Miliarder berusia 74 tahun yang memenangkan dua pemilu namun digulingkan dalam kudeta militer 2006, mengasingkan diri selama 15 tahun. Ia telah lama mengatakan ingin kembali ke rumah, meskipun menghadapi tuduhan kriminal yang menurutnya bermotif politik.

Sabtu (5/8), Thaksin mengatakan menunda kepulangannya karena ada janji medis.

"Saya ingin menunda tanggal kepulangan saya ke Thailand tidak lebih dari dua minggu," katanya di Twitter, yang kini menjadi X.

Putrinya, Paetongtarn Shinawatra, kandidat perdana menteri dari partai Pheu Thai yang berada di urutan kedua dalam pemilihan, bulan lalu mengumumkan, ayahnya akan tiba pada 10 Agustus mendatang.

Kembalinya Thaksin berpotensi mengobarkan kondisi politik yang sudah tegang.

Thaliand berada dalam kebuntuan politik setelah Senat yang didominasi militer memblokir pemimpin Partai Maju Maju (MFP) menjadi perdana menteri setelah memenangkan kursi parlemen terbanyak dalam pemilihan Mei.

Partai Pheu Thai yang didukung Thaksin berusaha membentuk pemerintahan. Taipan properti Srettha Thavisin akan menjadi calon perdana menterinya.

Ketua DPR telah menunda tanggal pemungutan suara PM sampai putusan Mahkamah Konstitusi pada 16 Agustus.
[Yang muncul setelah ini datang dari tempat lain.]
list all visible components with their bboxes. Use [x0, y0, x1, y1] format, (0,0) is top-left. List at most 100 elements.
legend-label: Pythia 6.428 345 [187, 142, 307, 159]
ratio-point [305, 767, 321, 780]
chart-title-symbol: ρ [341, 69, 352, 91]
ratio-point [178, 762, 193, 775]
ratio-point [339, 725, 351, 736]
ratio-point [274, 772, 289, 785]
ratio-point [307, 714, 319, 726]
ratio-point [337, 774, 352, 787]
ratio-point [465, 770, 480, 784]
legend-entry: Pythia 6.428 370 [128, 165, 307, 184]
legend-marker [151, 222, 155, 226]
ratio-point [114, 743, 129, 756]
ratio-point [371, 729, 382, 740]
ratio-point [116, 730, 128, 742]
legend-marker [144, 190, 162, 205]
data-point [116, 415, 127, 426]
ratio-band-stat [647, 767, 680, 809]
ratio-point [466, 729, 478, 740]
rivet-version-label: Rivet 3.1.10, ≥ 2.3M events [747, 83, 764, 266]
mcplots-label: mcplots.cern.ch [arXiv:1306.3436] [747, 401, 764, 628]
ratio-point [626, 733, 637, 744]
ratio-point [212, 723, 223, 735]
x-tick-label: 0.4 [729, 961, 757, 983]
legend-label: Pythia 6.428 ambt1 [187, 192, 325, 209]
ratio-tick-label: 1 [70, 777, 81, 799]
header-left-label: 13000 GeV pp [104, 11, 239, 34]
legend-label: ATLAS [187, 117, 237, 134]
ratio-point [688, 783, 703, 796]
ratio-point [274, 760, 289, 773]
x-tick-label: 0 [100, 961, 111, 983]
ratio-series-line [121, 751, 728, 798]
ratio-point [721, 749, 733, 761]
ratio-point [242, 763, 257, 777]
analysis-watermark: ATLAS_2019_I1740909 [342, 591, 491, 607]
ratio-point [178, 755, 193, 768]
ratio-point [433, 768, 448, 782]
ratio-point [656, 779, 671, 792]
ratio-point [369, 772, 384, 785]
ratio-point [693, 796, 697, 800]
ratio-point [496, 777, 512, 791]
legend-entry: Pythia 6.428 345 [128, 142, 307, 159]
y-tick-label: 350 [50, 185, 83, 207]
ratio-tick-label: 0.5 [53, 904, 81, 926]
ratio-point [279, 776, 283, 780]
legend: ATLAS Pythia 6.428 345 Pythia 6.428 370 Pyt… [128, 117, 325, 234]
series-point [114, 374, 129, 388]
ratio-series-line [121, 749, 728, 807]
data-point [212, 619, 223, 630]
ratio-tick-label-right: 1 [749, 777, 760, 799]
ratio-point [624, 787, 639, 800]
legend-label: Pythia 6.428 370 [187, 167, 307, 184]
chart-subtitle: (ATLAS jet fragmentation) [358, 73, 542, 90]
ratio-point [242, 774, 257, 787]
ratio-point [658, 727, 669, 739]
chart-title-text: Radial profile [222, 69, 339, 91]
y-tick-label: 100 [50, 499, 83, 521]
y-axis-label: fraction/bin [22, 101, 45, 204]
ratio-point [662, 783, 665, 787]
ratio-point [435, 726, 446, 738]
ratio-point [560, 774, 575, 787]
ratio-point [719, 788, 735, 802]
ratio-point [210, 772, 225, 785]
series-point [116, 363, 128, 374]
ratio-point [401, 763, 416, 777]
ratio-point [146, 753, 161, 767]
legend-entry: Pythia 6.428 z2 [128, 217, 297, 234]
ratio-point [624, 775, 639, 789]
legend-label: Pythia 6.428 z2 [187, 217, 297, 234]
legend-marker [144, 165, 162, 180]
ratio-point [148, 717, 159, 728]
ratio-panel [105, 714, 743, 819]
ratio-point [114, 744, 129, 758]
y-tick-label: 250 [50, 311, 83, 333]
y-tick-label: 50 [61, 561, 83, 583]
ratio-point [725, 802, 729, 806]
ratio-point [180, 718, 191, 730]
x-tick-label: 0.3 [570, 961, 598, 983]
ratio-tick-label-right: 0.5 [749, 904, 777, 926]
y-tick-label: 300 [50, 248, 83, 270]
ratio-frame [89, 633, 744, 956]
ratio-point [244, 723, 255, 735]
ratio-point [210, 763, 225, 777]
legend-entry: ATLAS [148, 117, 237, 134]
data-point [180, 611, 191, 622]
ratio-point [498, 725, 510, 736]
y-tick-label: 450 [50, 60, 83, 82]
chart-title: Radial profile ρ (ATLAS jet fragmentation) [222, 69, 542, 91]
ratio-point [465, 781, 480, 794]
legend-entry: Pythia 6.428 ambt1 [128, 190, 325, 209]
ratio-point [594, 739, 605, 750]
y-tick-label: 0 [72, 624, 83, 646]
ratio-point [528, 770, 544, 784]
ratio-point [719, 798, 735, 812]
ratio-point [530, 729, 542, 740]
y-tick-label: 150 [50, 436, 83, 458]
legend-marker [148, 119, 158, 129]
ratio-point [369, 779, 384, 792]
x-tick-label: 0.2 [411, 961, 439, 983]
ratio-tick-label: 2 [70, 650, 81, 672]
Analis politik Universitas Naresuan, Napisa Waitoolkiat mengatakan baru-baru ini, ada spekulasi kesepakatan antara Thaksin dan elite untuk membentuk koalisi yang akan mencakup partai-partai pro-militer.

"(Penundaan) berarti dia mendapat sinyal bahwa kesepakatan itu tidak dibuat," katanya kepada AFP.
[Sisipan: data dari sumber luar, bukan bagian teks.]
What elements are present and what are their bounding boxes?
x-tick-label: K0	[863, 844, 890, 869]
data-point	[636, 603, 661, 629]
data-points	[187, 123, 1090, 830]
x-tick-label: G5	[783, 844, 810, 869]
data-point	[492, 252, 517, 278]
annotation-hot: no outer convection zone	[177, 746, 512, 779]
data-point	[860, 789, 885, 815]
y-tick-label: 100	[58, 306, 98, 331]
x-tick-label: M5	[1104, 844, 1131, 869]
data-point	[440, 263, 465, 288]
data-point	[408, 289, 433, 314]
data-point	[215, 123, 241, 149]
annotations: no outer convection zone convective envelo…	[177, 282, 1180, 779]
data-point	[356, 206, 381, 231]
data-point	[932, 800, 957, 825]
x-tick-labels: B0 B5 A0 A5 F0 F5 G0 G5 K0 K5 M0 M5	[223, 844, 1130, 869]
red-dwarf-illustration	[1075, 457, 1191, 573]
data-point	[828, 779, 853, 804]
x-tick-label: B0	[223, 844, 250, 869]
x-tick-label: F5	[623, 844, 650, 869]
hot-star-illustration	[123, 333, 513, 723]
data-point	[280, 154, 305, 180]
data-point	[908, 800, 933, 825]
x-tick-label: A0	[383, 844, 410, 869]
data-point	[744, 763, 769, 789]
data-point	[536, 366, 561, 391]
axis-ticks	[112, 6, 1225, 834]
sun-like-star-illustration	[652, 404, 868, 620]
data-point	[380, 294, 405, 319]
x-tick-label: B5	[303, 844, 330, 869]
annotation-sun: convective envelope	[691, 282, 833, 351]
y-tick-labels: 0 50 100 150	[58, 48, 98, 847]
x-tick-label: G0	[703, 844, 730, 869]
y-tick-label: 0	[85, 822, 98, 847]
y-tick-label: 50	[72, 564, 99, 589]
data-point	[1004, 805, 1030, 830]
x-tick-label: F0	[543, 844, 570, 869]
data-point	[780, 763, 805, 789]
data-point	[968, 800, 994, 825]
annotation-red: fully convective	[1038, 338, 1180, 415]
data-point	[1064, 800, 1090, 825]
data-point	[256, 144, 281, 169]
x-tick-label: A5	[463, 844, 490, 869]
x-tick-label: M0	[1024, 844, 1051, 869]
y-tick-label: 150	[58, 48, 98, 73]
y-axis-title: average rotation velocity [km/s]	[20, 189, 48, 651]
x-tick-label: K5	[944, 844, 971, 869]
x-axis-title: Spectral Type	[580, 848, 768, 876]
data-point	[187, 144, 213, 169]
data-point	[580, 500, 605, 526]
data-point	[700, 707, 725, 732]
Partai-partai yang terkait dengan Thaksin telah mendominasi politik Thailand sejak 2001. Namun mereka kehilangan dua perdana menteri karena kudeta militer dan satu lagi karena keputusan pengadilan.
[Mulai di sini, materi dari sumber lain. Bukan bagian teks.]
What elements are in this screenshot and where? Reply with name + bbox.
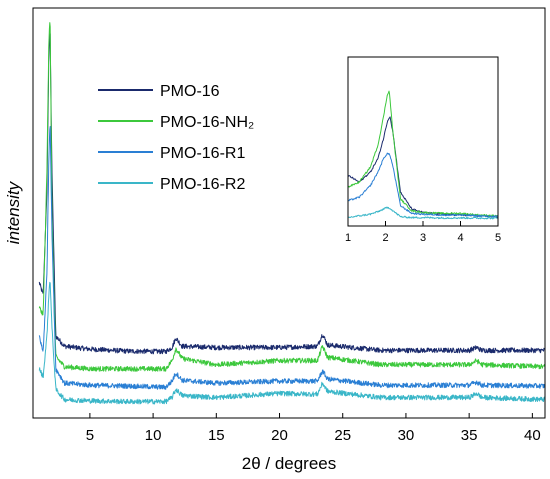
x-axis-label: 2θ / degrees bbox=[242, 454, 337, 473]
main-series-line-1 bbox=[38, 22, 546, 372]
legend: PMO-16 PMO-16-NH₂ PMO-16-R1 PMO-16-R2 bbox=[98, 83, 254, 193]
main-x-tick-label: 15 bbox=[208, 427, 225, 444]
legend-label-0: PMO-16 bbox=[160, 83, 220, 100]
legend-label-3: PMO-16-R2 bbox=[160, 176, 245, 193]
main-x-tick-label: 5 bbox=[86, 427, 94, 444]
inset-series-line-3 bbox=[347, 206, 499, 220]
legend-label-1: PMO-16-NH₂ bbox=[160, 114, 254, 131]
inset-x-ticks: 1 2 3 4 5 bbox=[345, 221, 501, 244]
inset-x-tick-label: 4 bbox=[457, 232, 463, 244]
inset-x-tick-label: 5 bbox=[495, 232, 501, 244]
inset-plot: 1 2 3 4 5 bbox=[345, 56, 501, 244]
main-series-group bbox=[38, 22, 546, 405]
main-x-tick-label: 25 bbox=[334, 427, 351, 444]
inset-x-tick-label: 1 bbox=[345, 232, 351, 244]
main-x-tick-label: 20 bbox=[271, 427, 288, 444]
inset-x-tick-label: 3 bbox=[420, 232, 426, 244]
main-x-tick-label: 35 bbox=[461, 427, 478, 444]
main-x-ticks: 5 10 15 20 25 30 35 40 bbox=[86, 413, 541, 444]
legend-label-2: PMO-16-R1 bbox=[160, 145, 245, 162]
main-series-line-2 bbox=[38, 126, 546, 390]
inset-plot-background bbox=[348, 57, 498, 226]
y-axis-label: intensity bbox=[4, 180, 23, 244]
main-x-tick-label: 40 bbox=[524, 427, 541, 444]
main-x-tick-label: 10 bbox=[145, 427, 162, 444]
main-plot-frame bbox=[32, 7, 546, 419]
main-series-line-0 bbox=[38, 33, 546, 355]
main-series-line-3 bbox=[38, 281, 546, 405]
main-plot: 5 10 15 20 25 30 35 40 2θ / degrees intensity bbox=[4, 7, 546, 473]
main-x-tick-label: 30 bbox=[398, 427, 415, 444]
inset-series-group bbox=[347, 90, 499, 220]
inset-x-tick-label: 2 bbox=[382, 232, 388, 244]
inset-series-line-2 bbox=[347, 152, 499, 218]
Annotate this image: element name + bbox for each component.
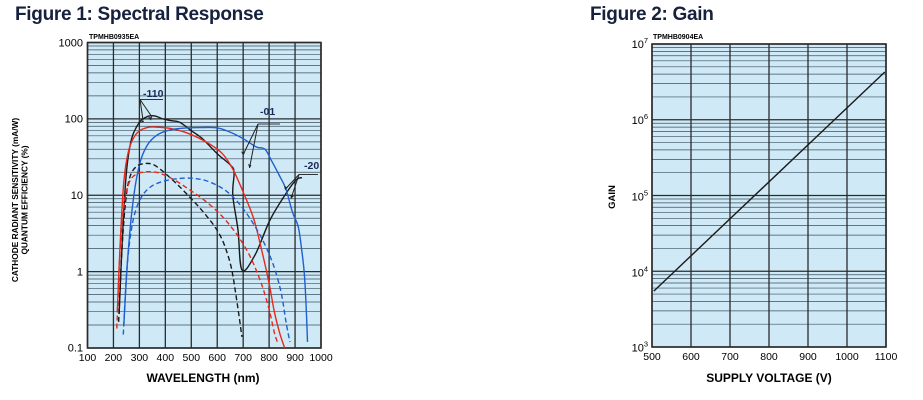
svg-text:-110: -110 xyxy=(143,88,164,100)
svg-text:800: 800 xyxy=(760,351,778,363)
svg-text:104: 104 xyxy=(632,265,648,280)
svg-text:TPMHB0904EA: TPMHB0904EA xyxy=(653,34,703,41)
svg-text:600: 600 xyxy=(208,352,226,364)
svg-text:600: 600 xyxy=(682,351,700,363)
svg-text:1000: 1000 xyxy=(309,352,333,364)
svg-text:1: 1 xyxy=(77,267,83,279)
svg-text:700: 700 xyxy=(721,351,739,363)
svg-text:900: 900 xyxy=(286,352,304,364)
svg-text:107: 107 xyxy=(632,36,648,51)
svg-text:1000: 1000 xyxy=(59,38,83,50)
svg-text:100: 100 xyxy=(79,352,97,364)
svg-text:400: 400 xyxy=(157,352,175,364)
svg-text:1000: 1000 xyxy=(835,351,859,363)
svg-text:TPMHB0935EA: TPMHB0935EA xyxy=(89,34,139,41)
svg-text:WAVELENGTH (nm): WAVELENGTH (nm) xyxy=(146,371,259,385)
svg-text:800: 800 xyxy=(260,352,278,364)
svg-text:SUPPLY VOLTAGE (V): SUPPLY VOLTAGE (V) xyxy=(706,371,832,385)
svg-text:700: 700 xyxy=(234,352,252,364)
svg-text:CATHODE RADIANT SENSITIVITY (m: CATHODE RADIANT SENSITIVITY (mA/W) xyxy=(10,118,20,282)
svg-text:500: 500 xyxy=(183,352,201,364)
svg-text:-20: -20 xyxy=(304,160,319,172)
svg-text:10: 10 xyxy=(71,190,83,202)
svg-text:105: 105 xyxy=(632,189,648,204)
svg-text:500: 500 xyxy=(643,351,661,363)
svg-text:-01: -01 xyxy=(260,106,275,118)
svg-text:GAIN: GAIN xyxy=(607,185,618,209)
svg-text:QUANTUM EFFICIENCY (%): QUANTUM EFFICIENCY (%) xyxy=(20,145,30,254)
svg-text:900: 900 xyxy=(799,351,817,363)
svg-text:106: 106 xyxy=(632,112,648,127)
svg-text:200: 200 xyxy=(105,352,123,364)
svg-text:300: 300 xyxy=(131,352,149,364)
svg-text:1100: 1100 xyxy=(875,351,898,363)
svg-text:100: 100 xyxy=(65,114,83,126)
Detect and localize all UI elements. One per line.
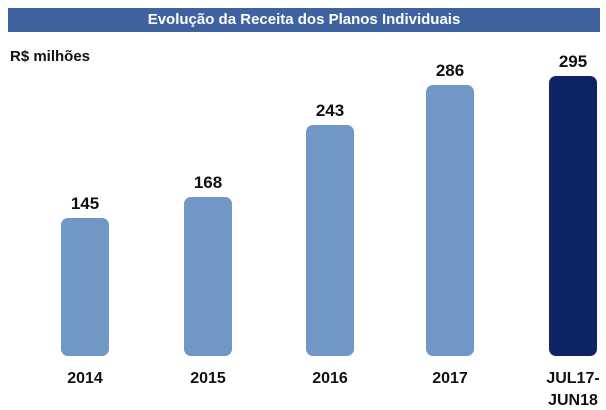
value-label: 145 [70, 194, 100, 214]
value-label: 168 [193, 172, 223, 192]
x-tick-label: JUL17-JUN18 [546, 370, 600, 409]
bar [549, 76, 597, 356]
chart-title: Evolução da Receita dos Planos Individua… [8, 8, 600, 32]
bar [306, 125, 354, 356]
bar [184, 196, 232, 356]
value-label: 243 [315, 101, 345, 121]
value-label: 295 [558, 52, 588, 71]
bar [426, 84, 474, 356]
value-label: 286 [435, 60, 465, 80]
x-tick-label: 2016 [312, 370, 348, 387]
x-tick-label: 2015 [190, 370, 226, 387]
bar [61, 218, 109, 356]
x-tick-label: 2014 [67, 370, 103, 387]
unit-label: R$ milhões [10, 48, 91, 65]
x-tick-label: 2017 [432, 370, 468, 387]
Thaksin telah mengasingkan diri ke Dubai sejak 2008 dan secara teratur menyapa pendukungnya di platform media sosial Clubhouse dengan menggunakan nama samaran Tony Woodsome.

Selama berada di luar negeri, dia dihukum untuk empat kasus pidana, salah satunya kini telah melewati undang-undang pembatasan.

Tiga hukuman lainnya total 10 tahun, dan dia masih dalam penyelidikan dalam kasus lain.

Pada Mei, dia mengatakan siap untuk diadili meskipun mengklaim bahwa kasus tersebut bermotif politik.